Let’s use an example. If the rate of inflation was still calculated the way it was in 1980, then today we’d say it was about 8 percent, not below 2 percent as it is currently reported.  I don’t know about you, but to me when I pay for my gas or buy my groceries, 8 percent inflation seems about right.  According to USA Today, water bills have tripled over the past 12 years and health insurance has risen by more than 8 percent a year since 2010.  Low inflation, sure, if you exclude all historically known indicators of inflation.

They keep talking about it, but one day the Federal Reserve really will have to unwind its massive balance sheet. The fallout will be dramatic, interest rates will hit the moon, US bond and stock markets will recoil, and people will feel the pain.

If I’m making more predictions, I’d say that banking and financial institutions will come under stress again too, which leads me to my next point. Why does the Federal Reserve require that 8 of the largest banks in the U.S. keep a ratio of liabilities and assets at a 20 to 1 ratio?   For FDIC insured commercial banks the ratio would be closer to 17 to 1.  This means that the Federal Reserve is proposing that our largest financial banking institutions be more conservative, because in return, the U.S. financial banking system will be more stable in the long-run and less at risk of becoming a massive bailout and “too big to fail.” While this does make sense to me, this is also the height of hypocrisy.

The overleveraging Federal Reserve is in a way punishing more highly capitalized banks just because they can.  The Federal Reserve is a bank.   Right now the Fed looks like this, as of July 5, 2013, according to Reuters, the Fed’s assets stood at $3.45 Trillion, which are the securities they own outright, meaning Treasuries and mortgage backed securities, Freddie and Fannie, which they are buying every month.   The Fed’s liabilities equal $3.487 Trillion, which means the Fed’s true capital value is currently approximately $55 Billion.  That’s assets minus liabilities.  This is astonishing to me.  This means that the Fed’s capital asset ratio is a mere 1.8 percent less than a quarter of the average top 18 banks in the U.S.

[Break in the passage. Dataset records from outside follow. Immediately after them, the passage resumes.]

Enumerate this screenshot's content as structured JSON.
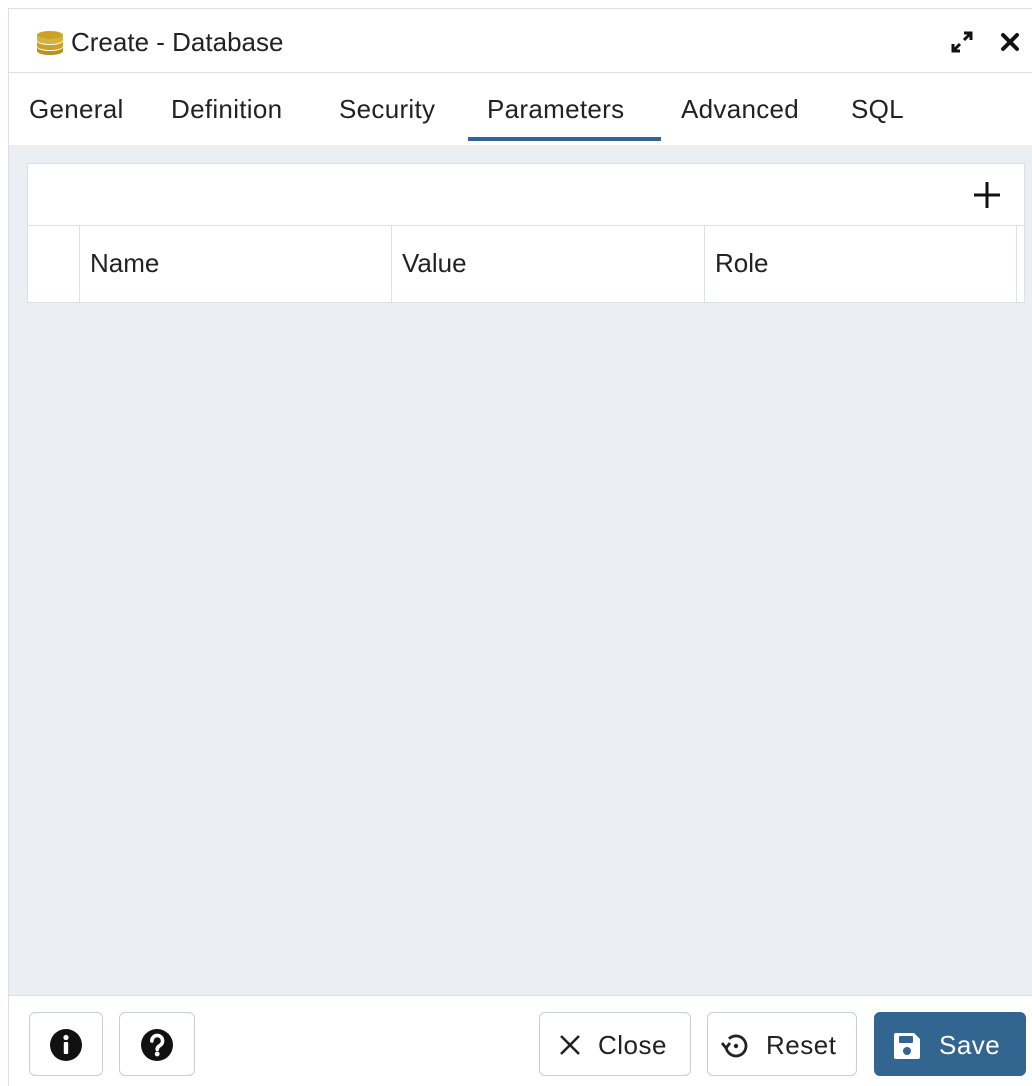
{
  "dialog": {
    "title": "Create - Database",
    "icon": "database-icon",
    "window_controls": [
      "maximize-icon",
      "close-icon"
    ]
  },
  "tabs": [
    {
      "label": "General",
      "active": false
    },
    {
      "label": "Definition",
      "active": false
    },
    {
      "label": "Security",
      "active": false
    },
    {
      "label": "Parameters",
      "active": true
    },
    {
      "label": "Advanced",
      "active": false
    },
    {
      "label": "SQL",
      "active": false
    }
  ],
  "parameters_grid": {
    "add_icon": "plus-icon",
    "columns": [
      "Name",
      "Value",
      "Role"
    ],
    "rows": []
  },
  "footer": {
    "info_icon": "info-icon",
    "help_icon": "help-icon",
    "close_label": "Close",
    "reset_label": "Reset",
    "save_label": "Save"
  },
  "colors": {
    "accent": "#326690",
    "content_background": "#ebeef3",
    "database_icon": "#c9a227"
  }
}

Here is even more hypocritical data.  The Fed is leveraged at a 56 to 1 ratio of liabilities to capital versus the top 18 U.S. banks, which are only leveraged at 12 to 1.  That’s the reason why I call the Federal Reserve, the nation’s most powerful and important financial institution, hypocritical.  It is the King of the thinly capitalized banks in the U.S., this is a double standard.  Fed Chairman Bernanke said  they do not intend to stop printing money anytime soon, which continues to add to the liability side of its already vulnerable balance sheet. 

In the long fight I’ve put up against current Federal Reserve policy, I keep coming back to three major issues that will lead to disaster for the U.S. economy.

First, printing money has debased our U.S. dollar. In fact, it’s been debased to such a degree that it is now worth only 5% of the value it had back in 1913 when the Fed was created and the dollar was backed by gold.